Predicting cumulative surface slope displacements induced by rainfall infiltration is crucial for accurately assessing the risks to potentially affected infrastructure. In this paper the numerical modelling of the case history of Miscano slope is presented. Plaxis 2D code has been used adopting two constitutive laws: the linear elastoplastic model (Mohr-Coulomb, MC) and the Hardening Soil with small strain stiffness (HSsmall). The aim is to test the suitability of these constitutive laws in predicting the hydro-mechanical behaviour of clayey soil slope. Based on long-term field measurements, the parameters of MC and HSsmall have been determined by back analysing the first-year field measurements in terms of cumulative surficial horizontal displacements and pore water pressure. Subsequently, the numerical models have been validated against the analogous field measurements collected from the second year. The numerical models predict with a good agreement the field measurements for both years.
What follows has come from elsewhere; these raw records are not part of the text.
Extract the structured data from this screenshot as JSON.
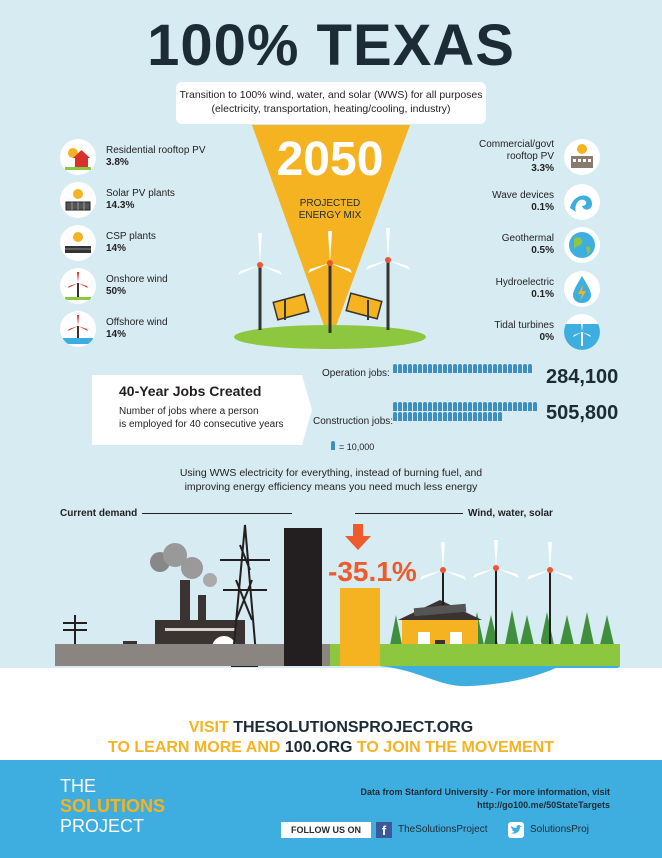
{
  "title": "100% TEXAS",
  "subtitle_line1": "Transition to 100% wind, water, and solar (WWS) for all purposes",
  "subtitle_line2": "(electricity, transportation, heating/cooling, industry)",
  "year": "2050",
  "projected_line1": "PROJECTED",
  "projected_line2": "ENERGY MIX",
  "left_sources": [
    {
      "label": "Residential rooftop PV",
      "pct": "3.8%",
      "icon": "house-sun-icon"
    },
    {
      "label": "Solar PV plants",
      "pct": "14.3%",
      "icon": "solar-panel-icon"
    },
    {
      "label": "CSP plants",
      "pct": "14%",
      "icon": "csp-icon"
    },
    {
      "label": "Onshore wind",
      "pct": "50%",
      "icon": "onshore-wind-icon"
    },
    {
      "label": "Offshore wind",
      "pct": "14%",
      "icon": "offshore-wind-icon"
    }
  ],
  "right_sources": [
    {
      "label1": "Commercial/govt",
      "label2": "rooftop PV",
      "pct": "3.3%",
      "icon": "building-sun-icon"
    },
    {
      "label1": "Wave devices",
      "label2": "",
      "pct": "0.1%",
      "icon": "wave-icon"
    },
    {
      "label1": "Geothermal",
      "label2": "",
      "pct": "0.5%",
      "icon": "globe-icon"
    },
    {
      "label1": "Hydroelectric",
      "label2": "",
      "pct": "0.1%",
      "icon": "water-drop-icon"
    },
    {
      "label1": "Tidal turbines",
      "label2": "",
      "pct": "0%",
      "icon": "tidal-turbine-icon"
    }
  ],
  "jobs": {
    "title": "40-Year Jobs Created",
    "desc_line1": "Number of jobs where a person",
    "desc_line2": "is employed for 40 consecutive years",
    "operation_label": "Operation jobs:",
    "operation_value": "284,100",
    "operation_icons": 28,
    "construction_label": "Construction jobs:",
    "construction_value": "505,800",
    "construction_icons": 51,
    "legend": "= 10,000"
  },
  "energy_text_line1": "Using WWS electricity for everything, instead of burning fuel, and",
  "energy_text_line2": "improving energy efficiency means you need much less energy",
  "current_demand": "Current demand",
  "wws_label": "Wind, water, solar",
  "reduction": "-35.1%",
  "visit": {
    "w1": "VISIT ",
    "w2": "THESOLUTIONSPROJECT.ORG",
    "w3": "TO LEARN MORE AND ",
    "w4": "100.ORG",
    "w5": " TO JOIN THE MOVEMENT"
  },
  "footer": {
    "logo_the": "THE",
    "logo_solutions": "SOLUTIONS",
    "logo_project": "PROJECT",
    "data_source": "Data from Stanford University - For more information, visit",
    "link": "http://go100.me/50StateTargets",
    "follow": "FOLLOW US ON",
    "facebook": "TheSolutionsProject",
    "twitter": "SolutionsProj"
  },
  "colors": {
    "sky": "#d6ebf2",
    "yellow": "#f6b321",
    "navy": "#1c2b35",
    "orange": "#ee5a2c",
    "footer_blue": "#3eaee0",
    "person_blue": "#3e8ec0"
  }
}
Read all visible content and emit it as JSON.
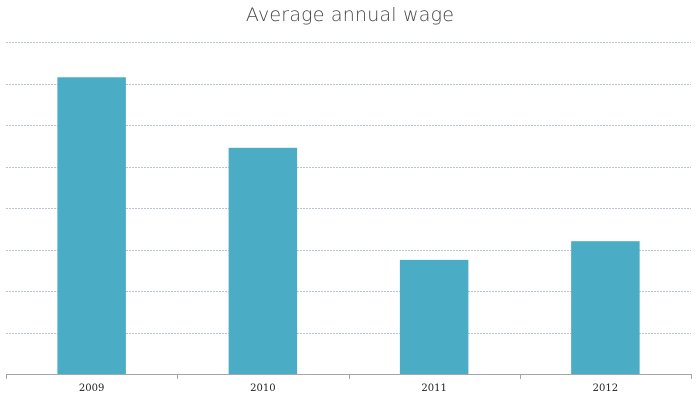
{
  "chart_data": {
    "type": "bar",
    "title": "Average annual wage",
    "xlabel": "",
    "ylabel": "",
    "categories": [
      "2009",
      "2010",
      "2011",
      "2012"
    ],
    "values": [
      71.5,
      54.5,
      27.5,
      32
    ],
    "ylim": [
      0,
      80
    ],
    "y_gridline_step": 10,
    "y_tick_labels_shown": false,
    "grid": true,
    "legend": "none",
    "colors": {
      "bar": "#4bacc6",
      "grid": "#b7c4cf",
      "axis": "#a6a6a6"
    }
  }
}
In terms of cumulative surficial horizontal displacements, the HSsmall underestimates the field measurements by 21.2% at the end of the first year, while that based on MC exhibits a 32.8% overestimation. Moreover, the initialization procedure clearly affects the cumulative surficial horizontal displacements results obtained with both the HSsmall and MC models for the second year. In fact, the best results have been achieved when the second-year net rainfall have been applied starting from the initial phase used to generate the lithostatic stress state.